Popp: Recession end depends on budget fix
One year ago, Anchorage Economic Development Corp. CEO Bill Popp told the Chugiak-Eagle River Chamber of Commerce that the Alaska economy was on the verge of coming out of a recession.
That’s still the case. Maybe.
Popp told the chamber last week that he still believes that Alaska economy is on the upswing, but said uncertainty over the state’s budget situation makes forecasting the future even trickier than normal.
“We think it’s going to be the end of the recession — depending on what happens in Juneau,” he said.
Popp said economists estimate if Gov. Mike Dunleavy’s budget were enacted as proposed it would cost the state at least 1,600 jobs statewide. Though he acknowledged the cuts aren’t likely to be that dramatic, for a state reeling from 12,000 job losses over the last three years would hurt.
“We’ve got some work to do,” he said.
Popp said AEDC is recommending the Legislature pass a budget that includes a mix of cuts, new revenue and use of the Permanent Fund. He said AEDC believes a broad-based plan is the best course forward.
“That’s my message from my board of directors,” he said.
In addition to giving his best guess as to where the state is heading in 2019, Popp also shared some numbers from the previous year. He said Anchorage lost 1,000 jobs in 2018, with the bulk of those coming from the professional and business services and retail sectors. The Anchorage population was down slightly he said, but the housing market appears strong.

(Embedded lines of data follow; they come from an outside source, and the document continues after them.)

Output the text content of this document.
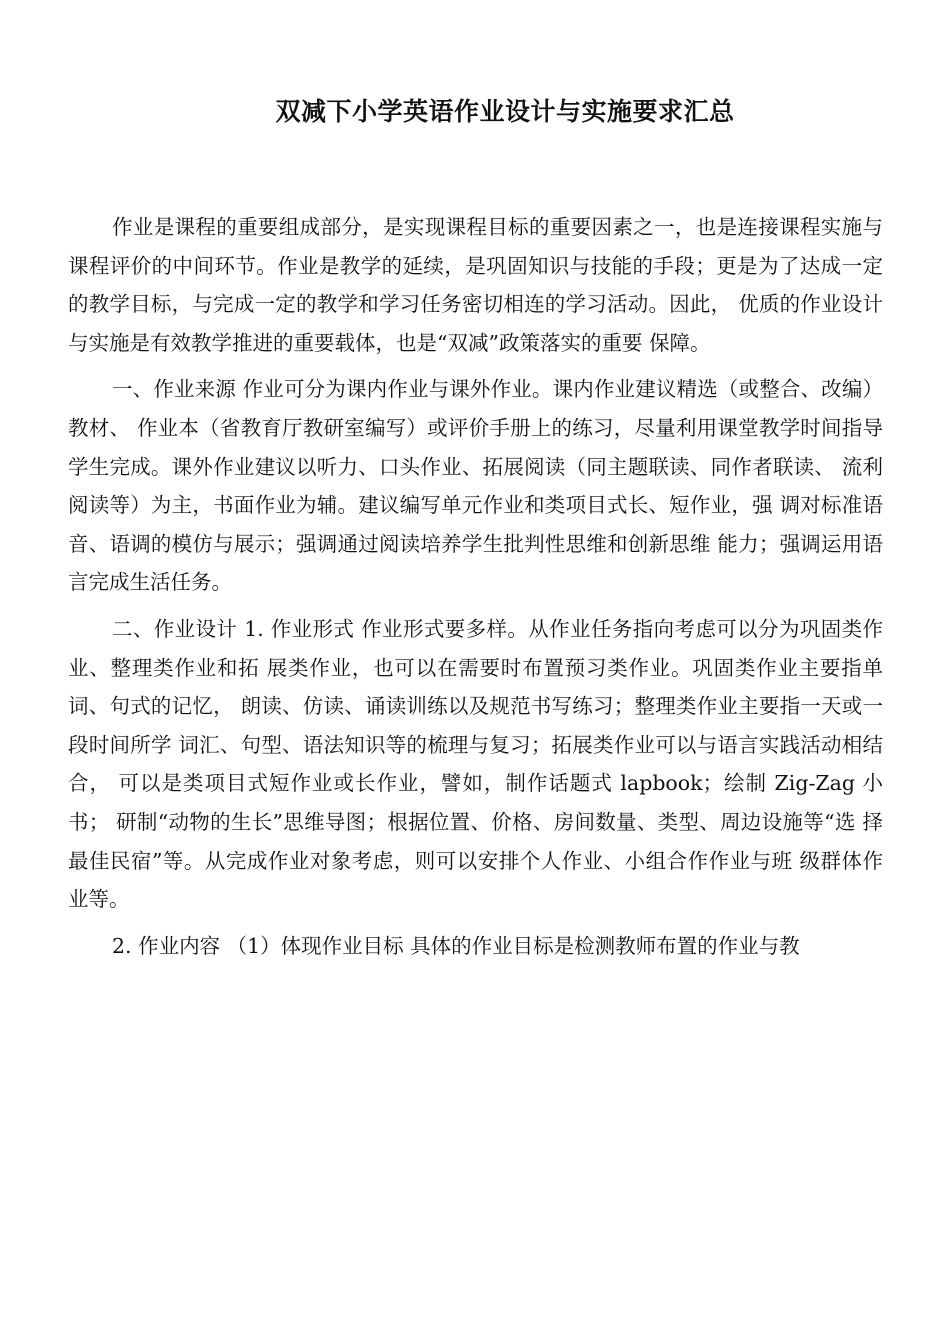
双减下小学英语作业设计与实施要求汇总

作业是课程的重要组成部分，是实现课程目标的重要因素之一，也是连接课程实施与课程评价的中间环节。作业是教学的延续，是巩固知识与技能的手段；更是为了达成一定的教学目标，与完成一定的教学和学习任务密切相连的学习活动。因此， 优质的作业设计与实施是有效教学推进的重要载体，也是“双减”政策落实的重要 保障。

一、作业来源 作业可分为课内作业与课外作业。课内作业建议精选（或整合、改编）教材、 作业本（省教育厅教研室编写）或评价手册上的练习，尽量利用课堂教学时间指导 学生完成。课外作业建议以听力、口头作业、拓展阅读（同主题联读、同作者联读、 流利阅读等）为主，书面作业为辅。建议编写单元作业和类项目式长、短作业，强 调对标准语音、语调的模仿与展示；强调通过阅读培养学生批判性思维和创新思维 能力；强调运用语言完成生活任务。

二、作业设计 1. 作业形式 作业形式要多样。从作业任务指向考虑可以分为巩固类作业、整理类作业和拓 展类作业，也可以在需要时布置预习类作业。巩固类作业主要指单词、句式的记忆， 朗读、仿读、诵读训练以及规范书写练习；整理类作业主要指一天或一段时间所学 词汇、句型、语法知识等的梳理与复习；拓展类作业可以与语言实践活动相结合， 可以是类项目式短作业或长作业，譬如，制作话题式 lapbook；绘制 Zig-Zag 小书； 研制“动物的生长”思维导图；根据位置、价格、房间数量、类型、周边设施等“选 择最佳民宿”等。从完成作业对象考虑，则可以安排个人作业、小组合作作业与班 级群体作业等。

2. 作业内容 （1）体现作业目标 具体的作业目标是检测教师布置的作业与教
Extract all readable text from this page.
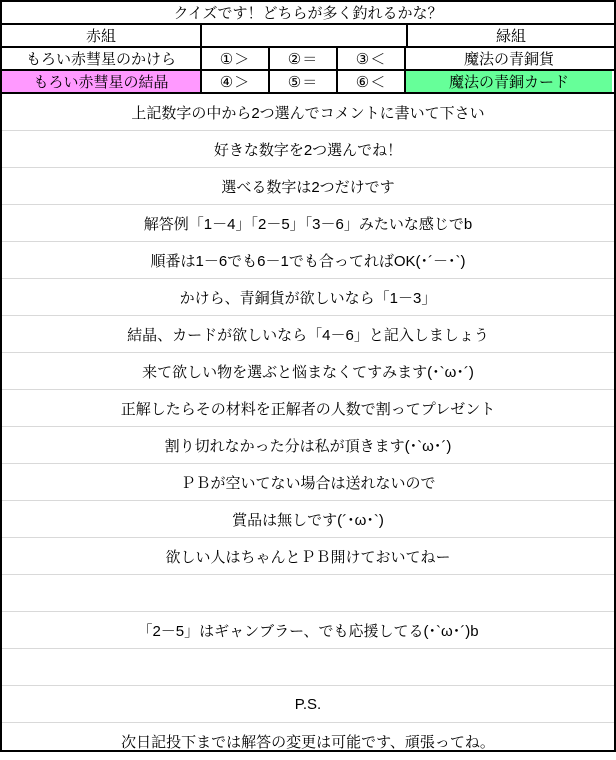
クイズです！どちらが多く釣れるかな？
赤組	緑組
もろい赤彗星のかけら	①＞	②＝	③＜	魔法の青銅貨
もろい赤彗星の結晶	④＞	⑤＝	⑥＜	魔法の青銅カード
上記数字の中から2つ選んでコメントに書いて下さい
好きな数字を2つ選んでね！
選べる数字は2つだけです
解答例「1－4」「2－5」「3－6」みたいな感じでb
順番は1－6でも6－1でも合ってればOK(･´－･`)
かけら、青銅貨が欲しいなら「1－3」
結晶、カードが欲しいなら「4－6」と記入しましょう
来て欲しい物を選ぶと悩まなくてすみます(･`ω･´)
正解したらその材料を正解者の人数で割ってプレゼント
割り切れなかった分は私が頂きます(･`ω･´)
ＰＢが空いてない場合は送れないので
賞品は無しです(´･ω･`)
欲しい人はちゃんとＰＢ開けておいてねー
「2－5」はギャンブラー、でも応援してる(･`ω･´)b
P.S.
次日記投下までは解答の変更は可能です、頑張ってね。
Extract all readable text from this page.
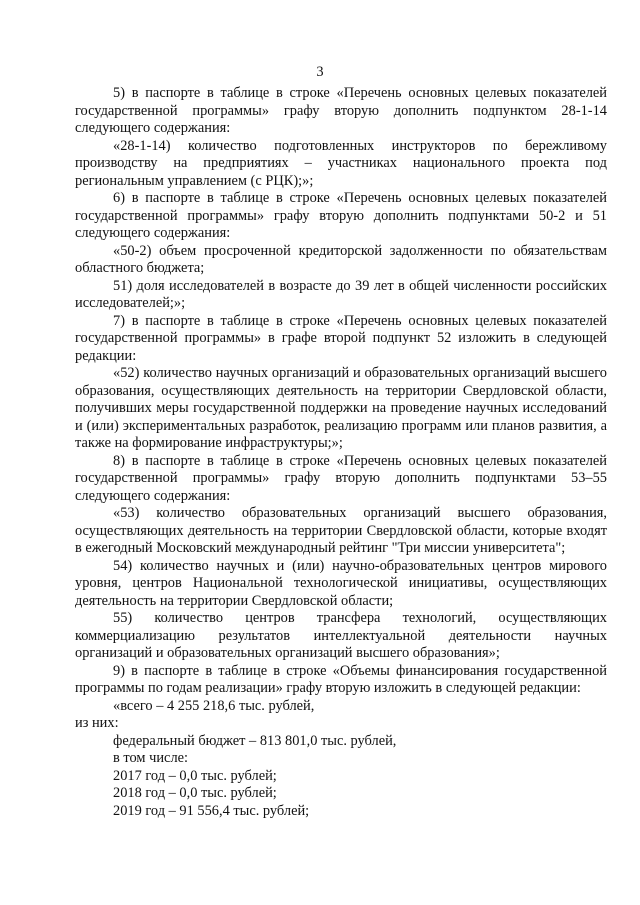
3

5) в паспорте в таблице в строке «Перечень основных целевых показателей государственной программы» графу вторую дополнить подпунктом 28-1-14 следующего содержания:

«28-1-14) количество подготовленных инструкторов по бережливому производству на предприятиях – участниках национального проекта под региональным управлением (с РЦК);»;

6) в паспорте в таблице в строке «Перечень основных целевых показателей государственной программы» графу вторую дополнить подпунктами 50-2 и 51 следующего содержания:

«50-2) объем просроченной кредиторской задолженности по обязательствам областного бюджета;

51) доля исследователей в возрасте до 39 лет в общей численности российских исследователей;»;

7) в паспорте в таблице в строке «Перечень основных целевых показателей государственной программы» в графе второй подпункт 52 изложить в следующей редакции:

«52) количество научных организаций и образовательных организаций высшего образования, осуществляющих деятельность на территории Свердловской области, получивших меры государственной поддержки на проведение научных исследований и (или) экспериментальных разработок, реализацию программ или планов развития, а также на формирование инфраструктуры;»;

8) в паспорте в таблице в строке «Перечень основных целевых показателей государственной программы» графу вторую дополнить подпунктами 53–55 следующего содержания:

«53) количество образовательных организаций высшего образования, осуществляющих деятельность на территории Свердловской области, которые входят в ежегодный Московский международный рейтинг "Три миссии университета";

54) количество научных и (или) научно-образовательных центров мирового уровня, центров Национальной технологической инициативы, осуществляющих деятельность на территории Свердловской области;

55) количество центров трансфера технологий, осуществляющих коммерциализацию результатов интеллектуальной деятельности научных организаций и образовательных организаций высшего образования»;

9) в паспорте в таблице в строке «Объемы финансирования государственной программы по годам реализации» графу вторую изложить в следующей редакции:

«всего – 4 255 218,6 тыс. рублей,

из них:

федеральный бюджет – 813 801,0 тыс. рублей,

в том числе:

2017 год – 0,0 тыс. рублей;

2018 год – 0,0 тыс. рублей;

2019 год – 91 556,4 тыс. рублей;
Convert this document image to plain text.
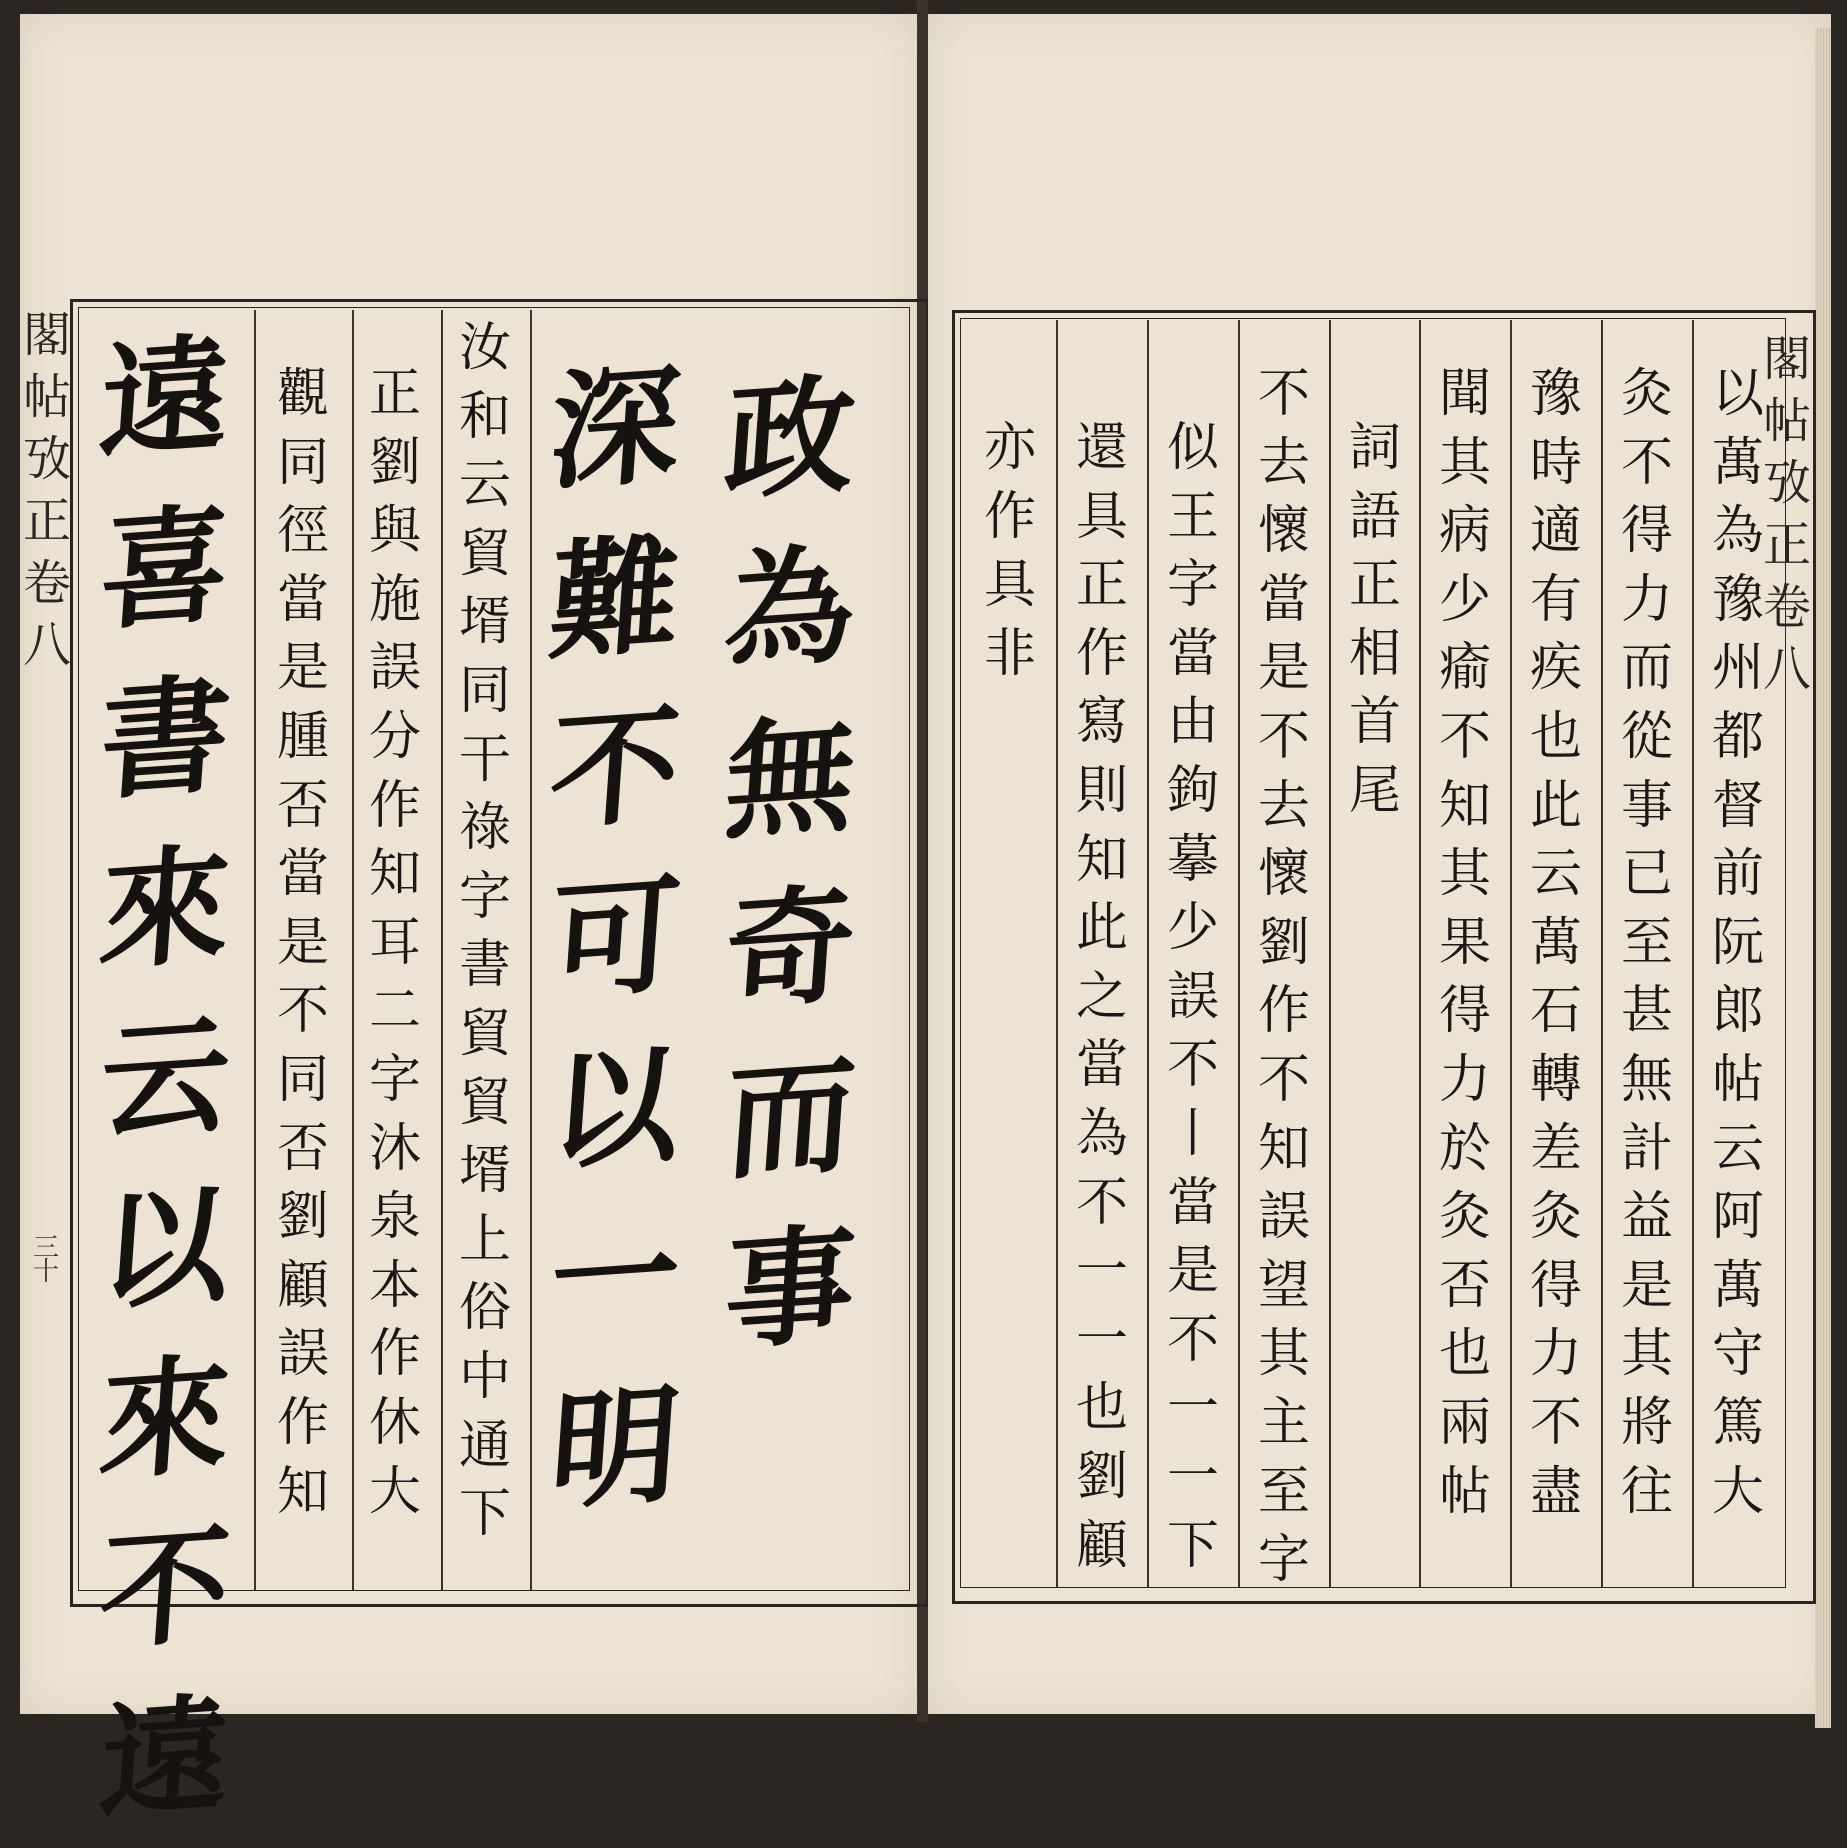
閣
帖
攷
正
卷
八
三
十
遠
喜
書
來
云
以
來
不
遠
觀
同
徑
當
是
腫
否
當
是
不
同
否
劉
顧
誤
作
知
正
劉
與
施
誤
分
作
知
耳
二
字
沐
泉
本
作
休
大
汝
和
云
貿
壻
同
干
祿
字
書
貿
貿
壻
上
俗
中
通
下
深
難
不
可
以
一
明
政
為
無
奇
而
事
閣
帖
攷
正
卷
八
亦
作
具
非
還
具
正
作
寫
則
知
此
之
當
為
不
一
一
也
劉
顧
似
王
字
當
由
鉤
摹
少
誤
不
丨
當
是
不
一
一
下
不
去
懷
當
是
不
去
懷
劉
作
不
知
誤
望
其
主
至
字
詞
語
正
相
首
尾
聞
其
病
少
瘉
不
知
其
果
得
力
於
灸
否
也
兩
帖
豫
時
適
有
疾
也
此
云
萬
石
轉
差
灸
得
力
不
盡
灸
不
得
力
而
從
事
已
至
甚
無
計
益
是
其
將
往
以
萬
為
豫
州
都
督
前
阮
郎
帖
云
阿
萬
守
篤
大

One thing AEDC is seeing nationally is a strong trend toward companies moving where the skilled workers are. That’s a problem for Anchorage, he said, where skilled workers are in short supply. Because of that dynamic, Popp said his organization has “pivoted” to focus more on improving the city’s attractiveness by finding ways to built the pool of skilled labor.
“We’ve got a lot going on in Anchorage, but we’ve got a lot to work on,” he said.
Popp said there’s plenty of reasons for optimism, and said the group’s annual “business confidence index” survey showed Anchorage business owners agree.
“It was a definite turn to the optimistic,” said Popp, who said the survey showed overall confidence in the economy up from 51.3 percent in 2018 to 58.2 percent this year — the highest since 2014.
“There’s a definite change in attitude,” he said.
No matter how people feel about the budget, Popp said one thing is clear: Anyone with an opinion needs to speak up and try to find solutions.
“Now is not the time to be on the sidelines,” he said.